En mai 2017 démarrera donc la construction de la maison du projet, qui prendra place dans un bâtiment démontable, le long de l’aqueduc de la Dhuys. Son ouverture est prévue en janvier 2018. Sur 800 m2 répartis sur plusieurs niveaux, ce bâtiment, dessiné par l’agence d’architectes Encore Heureux, comprendra un espace d’accueil du public, des ateliers d’artistes, une salle de spectacle d’une centaine de places pouvant se transformer en un lieu d’exposition, ainsi qu’une vaste terrasse et des locaux administratifs. Olivier Meneux ne cache pas qu’il espère que la réglementation de Natura 2000, qui s’impose sur ce site, puisse se détendre pour que le bâtiment provisoire demeure au-delà des six à huit ans prévus. Il accompagnerait ainsi le bâtiment définitif, prévu à la place de la tour Utrillo, face à la sortie de la gare de la ligne 16 du Grand Paris express, dont le projet, qui devrait s’étendre sur 20 000 m2, est en cours d’élaboration. Olivier Meneux y voit des espaces de création, de spectacle et d’exposition, d’enseignement des arts mais aussi une bibliothèque du futur, un tiers-lieu abritant les coworkers et autres nomades d’un monde du travail également réinventé. La culture, conclut Olivier Meneux, demeure le meilleur des facteurs d’attractivité.

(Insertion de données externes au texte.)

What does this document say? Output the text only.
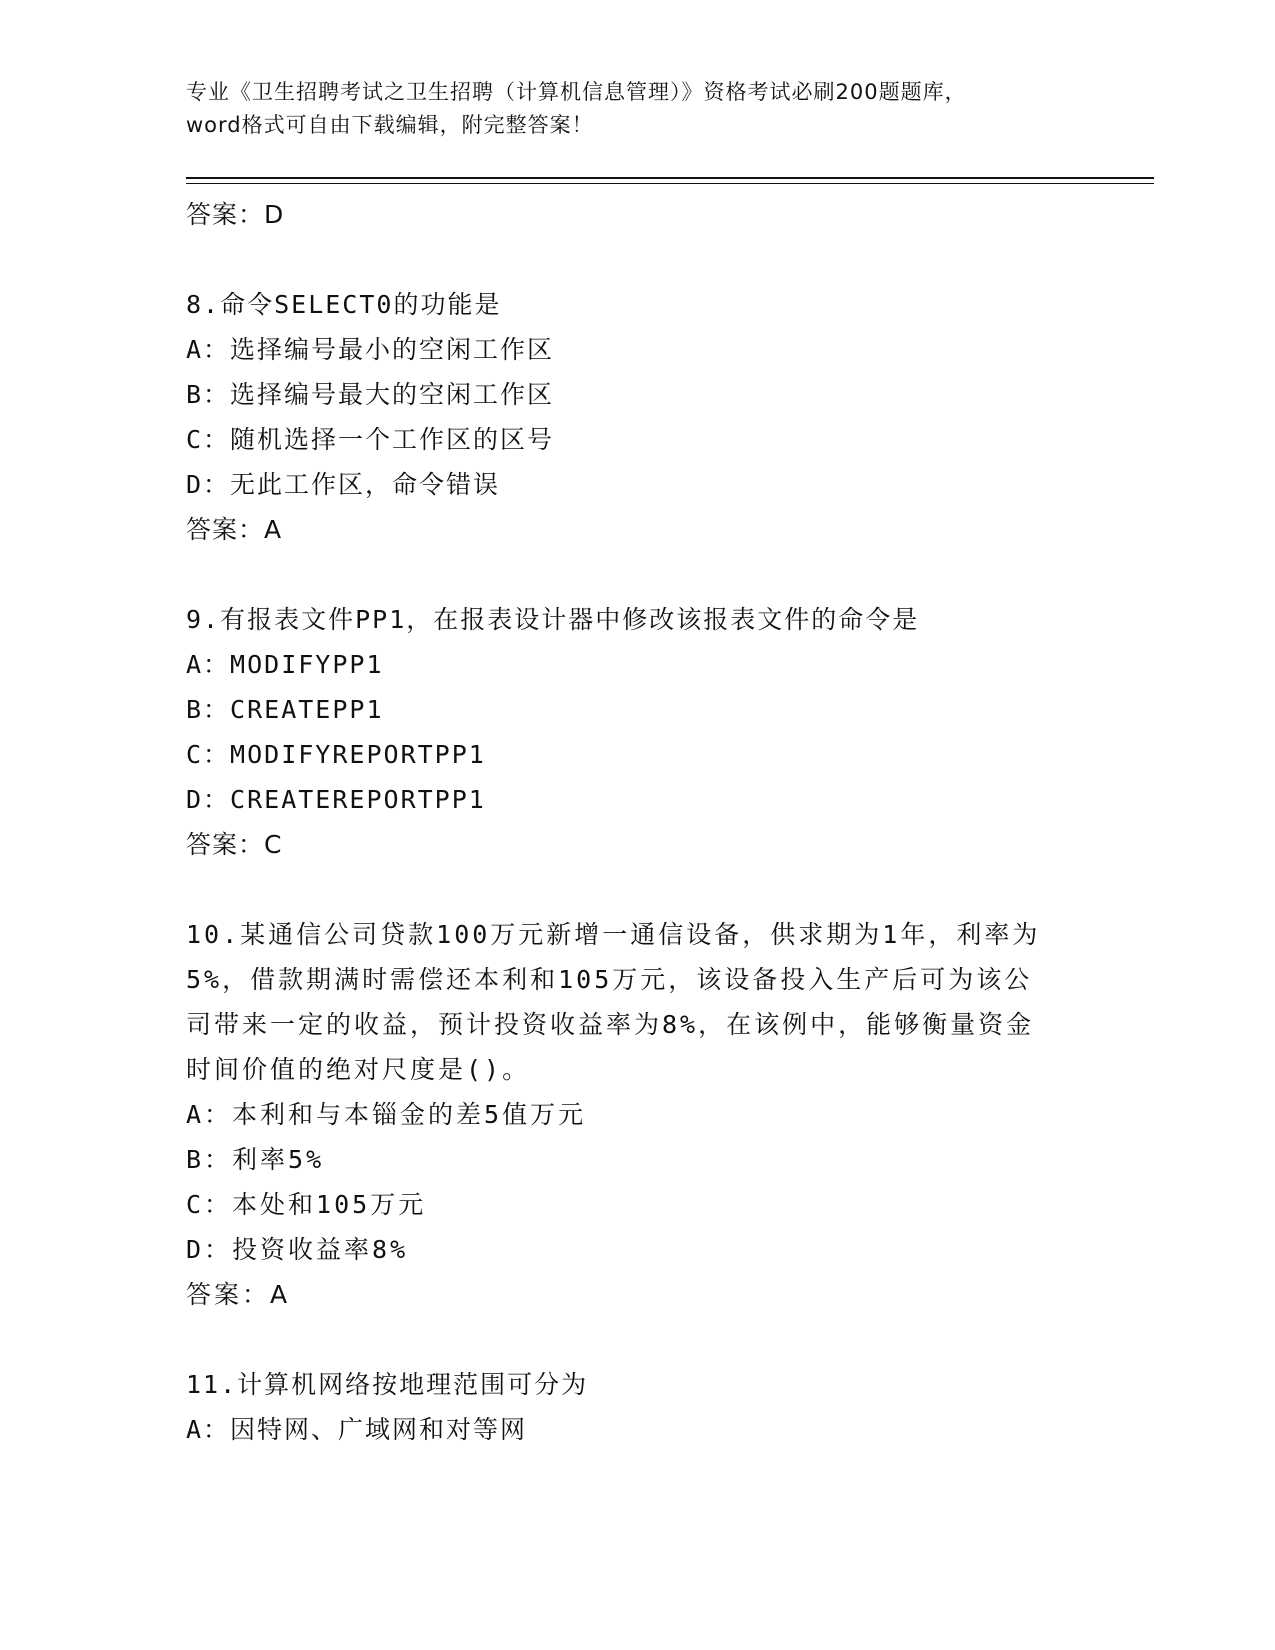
专业《卫生招聘考试之卫生招聘（计算机信息管理）》资格考试必刷200题题库，
word格式可自由下载编辑，附完整答案！
答案：D
8.命令SELECT0的功能是
A：选择编号最小的空闲工作区
B：选择编号最大的空闲工作区
C：随机选择一个工作区的区号
D：无此工作区，命令错误
答案：A
9.有报表文件PP1，在报表设计器中修改该报表文件的命令是
A：MODIFYPP1
B：CREATEPP1
C：MODIFYREPORTPP1
D：CREATEREPORTPP1
答案：C
10.某通信公司贷款100万元新增一通信设备，供求期为1年，利率为
5%，借款期满时需偿还本利和105万元，该设备投入生产后可为该公
司带来一定的收益，预计投资收益率为8%，在该例中，能够衡量资金
时间价值的绝对尺度是()。
A：本利和与本锱金的差5值万元
B：利率5%
C：本处和105万元
D：投资收益率8%
答案：A
11.计算机网络按地理范围可分为
A：因特网、广域网和对等网
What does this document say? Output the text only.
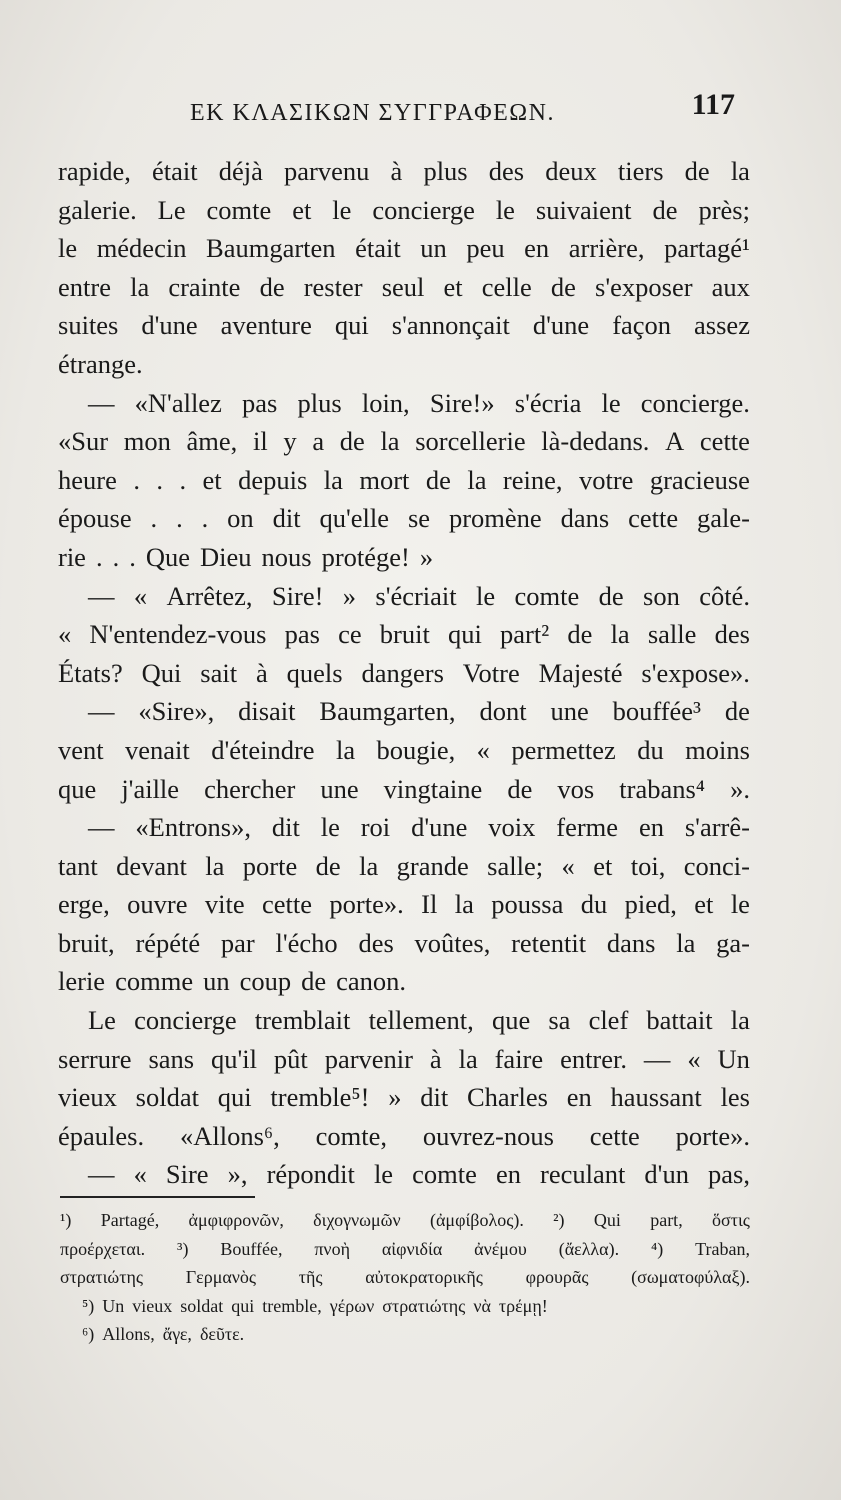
ΕΚ ΚΛΑΣΙΚΩΝ ΣΥΓΓΡΑΦΕΩΝ.	117
rapide, était déjà parvenu à plus des deux tiers de la
galerie. Le comte et le concierge le suivaient de près;
le médecin Baumgarten était un peu en arrière, partagé¹
entre la crainte de rester seul et celle de s'exposer aux
suites d'une aventure qui s'annonçait d'une façon assez
étrange.
— «N'allez pas plus loin, Sire!» s'écria le concierge.
«Sur mon âme, il y a de la sorcellerie là-dedans. A cette
heure . . . et depuis la mort de la reine, votre gracieuse
épouse . . . on dit qu'elle se promène dans cette gale-
rie . . . Que Dieu nous protége! »
— « Arrêtez, Sire! » s'écriait le comte de son côté.
« N'entendez-vous pas ce bruit qui part² de la salle des
États? Qui sait à quels dangers Votre Majesté s'expose».
— «Sire», disait Baumgarten, dont une bouffée³ de
vent venait d'éteindre la bougie, « permettez du moins
que j'aille chercher une vingtaine de vos trabans⁴ ».
— «Entrons», dit le roi d'une voix ferme en s'arrê-
tant devant la porte de la grande salle; « et toi, conci-
erge, ouvre vite cette porte». Il la poussa du pied, et le
bruit, répété par l'écho des voûtes, retentit dans la ga-
lerie comme un coup de canon.
Le concierge tremblait tellement, que sa clef battait la
serrure sans qu'il pût parvenir à la faire entrer. — « Un
vieux soldat qui tremble⁵! » dit Charles en haussant les
épaules. «Allons⁶, comte, ouvrez-nous cette porte».
— « Sire », répondit le comte en reculant d'un pas,
¹) Partagé, ἀμφιφρονῶν, διχογνωμῶν (ἀμφίβολος). ²) Qui part, ὅστις
προέρχεται. ³) Bouffée, πνοὴ αἰφνιδία ἀνέμου (ἄελλα). ⁴) Traban,
στρατιώτης Γερμανὸς τῆς αὐτοκρατορικῆς φρουρᾶς (σωματοφύλαξ).
⁵) Un vieux soldat qui tremble, γέρων στρατιώτης νὰ τρέμῃ!
⁶) Allons, ἄγε, δεῦτε.
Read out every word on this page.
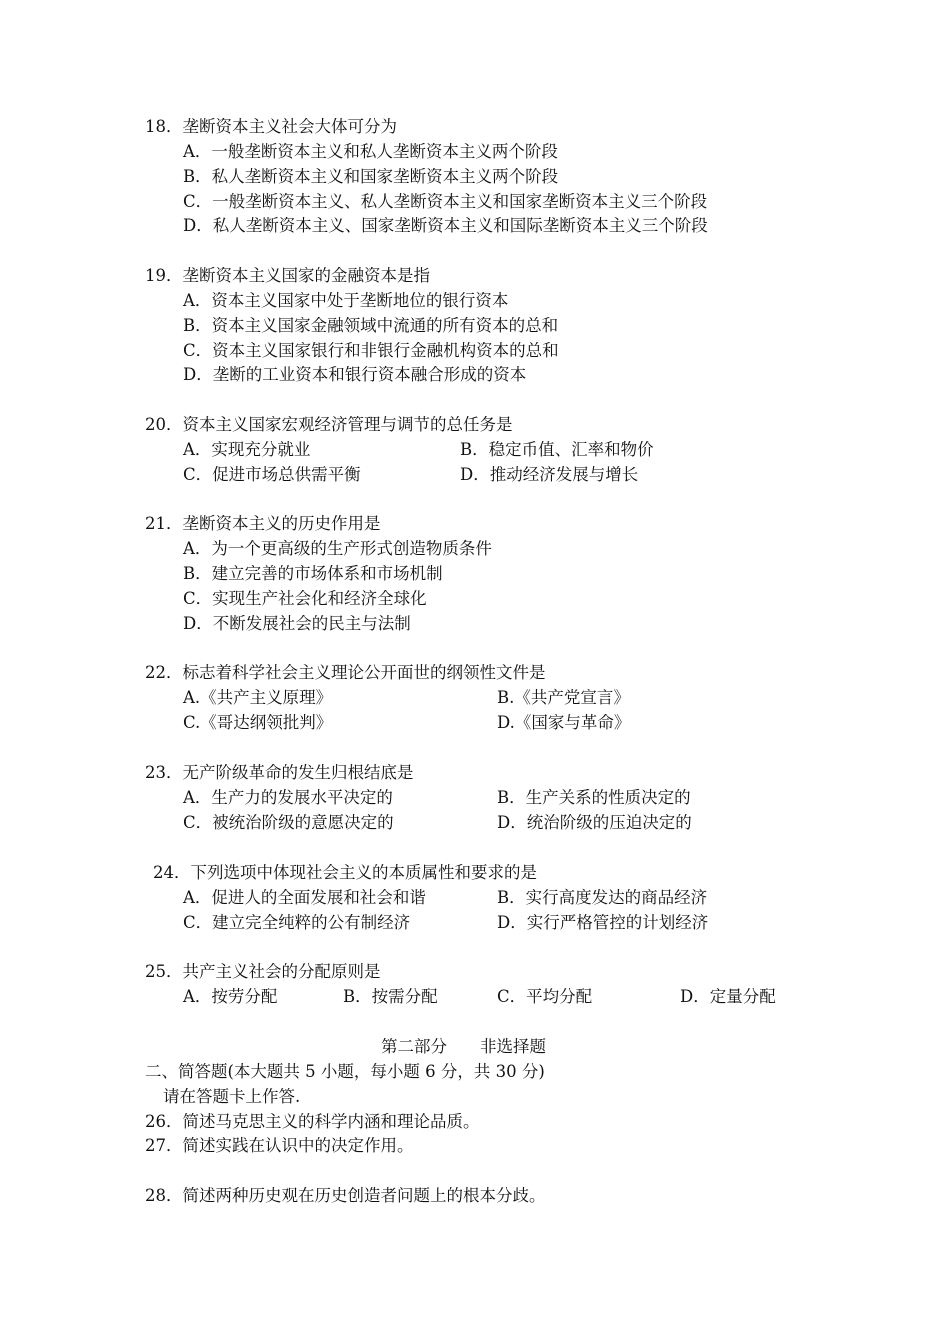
18．垄断资本主义社会大体可分为
A．一般垄断资本主义和私人垄断资本主义两个阶段
B．私人垄断资本主义和国家垄断资本主义两个阶段
C．一般垄断资本主义、私人垄断资本主义和国家垄断资本主义三个阶段
D．私人垄断资本主义、国家垄断资本主义和国际垄断资本主义三个阶段
19．垄断资本主义国家的金融资本是指
A．资本主义国家中处于垄断地位的银行资本
B．资本主义国家金融领域中流通的所有资本的总和
C．资本主义国家银行和非银行金融机构资本的总和
D．垄断的工业资本和银行资本融合形成的资本
20．资本主义国家宏观经济管理与调节的总任务是
A．实现充分就业	B．稳定币值、汇率和物价
C．促进市场总供需平衡	D．推动经济发展与增长
21．垄断资本主义的历史作用是
A．为一个更高级的生产形式创造物质条件
B．建立完善的市场体系和市场机制
C．实现生产社会化和经济全球化
D．不断发展社会的民主与法制
22．标志着科学社会主义理论公开面世的纲领性文件是
A.《共产主义原理》	B.《共产党宣言》
C.《哥达纲领批判》	D.《国家与革命》
23．无产阶级革命的发生归根结底是
A．生产力的发展水平决定的	B．生产关系的性质决定的
C．被统治阶级的意愿决定的	D．统治阶级的压迫决定的
24．下列选项中体现社会主义的本质属性和要求的是
A．促进人的全面发展和社会和谐	B．实行高度发达的商品经济
C．建立完全纯粹的公有制经济	D．实行严格管控的计划经济
25．共产主义社会的分配原则是
A．按劳分配	B．按需分配	C．平均分配	D．定量分配
第二部分　　非选择题
二、简答题(本大题共 5 小题，每小题 6 分，共 30 分)
请在答题卡上作答.
26．简述马克思主义的科学内涵和理论品质。
27．简述实践在认识中的决定作用。
28．简述两种历史观在历史创造者问题上的根本分歧。
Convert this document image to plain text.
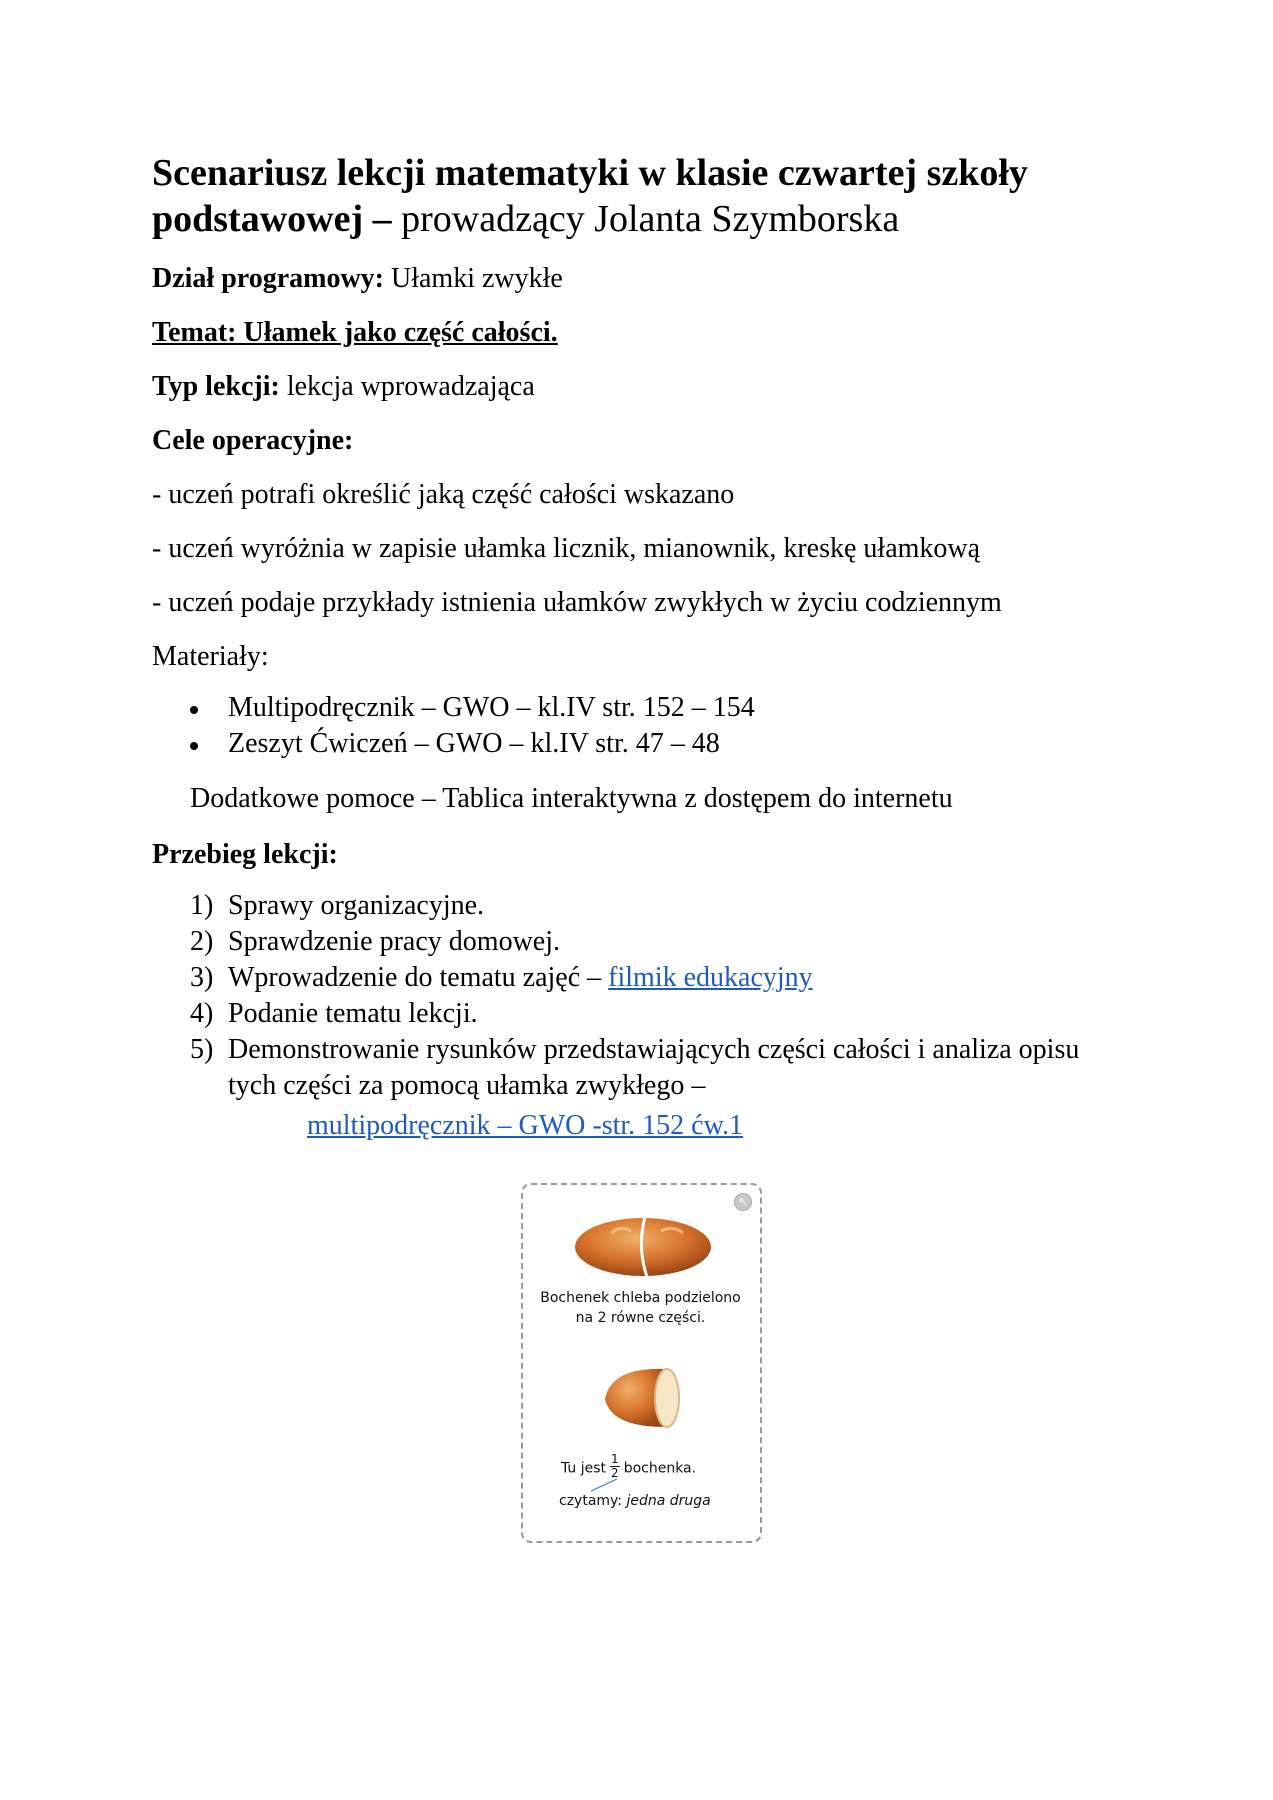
Scenariusz lekcji matematyki w klasie czwartej szkoły podstawowej – prowadzący Jolanta Szymborska
Dział programowy: Ułamki zwykłe
Temat: Ułamek jako część całości.
Typ lekcji: lekcja wprowadzająca
Cele operacyjne:
- uczeń potrafi określić jaką część całości wskazano
- uczeń wyróżnia w zapisie ułamka licznik, mianownik, kreskę ułamkową
- uczeń podaje przykłady istnienia ułamków zwykłych w życiu codziennym
Materiały:
Multipodręcznik – GWO – kl.IV str. 152 – 154
Zeszyt Ćwiczeń – GWO – kl.IV str. 47 – 48
Dodatkowe pomoce – Tablica interaktywna z dostępem do internetu
Przebieg lekcji:
1) Sprawy organizacyjne.
2) Sprawdzenie pracy domowej.
3) Wprowadzenie do tematu zajęć – filmik edukacyjny
4) Podanie tematu lekcji.
5) Demonstrowanie rysunków przedstawiających części całości i analiza opisu tych części za pomocą ułamka zwykłego –
multipodręcznik – GWO -str. 152 ćw.1
↖
Bochenek chleba podzielono na 2 równe części.
Tu jest $\frac{1}{2}$ bochenka.
czytamy: jedna druga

La tour Utrillo, en cours de déconstruction, laissera place aux Ateliers Médicis. © Jgp

* L’aqueduc de la Dhuys est un ouvrage souterrain, qui capte une partie des eaux de la Dhuis (ou Dhuys), un petit cours d’eau de la Marne et de l’Aisne d’une vingtaine de km de long, affluent du Surmelin. La longueur totale de l’aqueduc varie suivant les sources, entre 129,6 km et 131,162 km.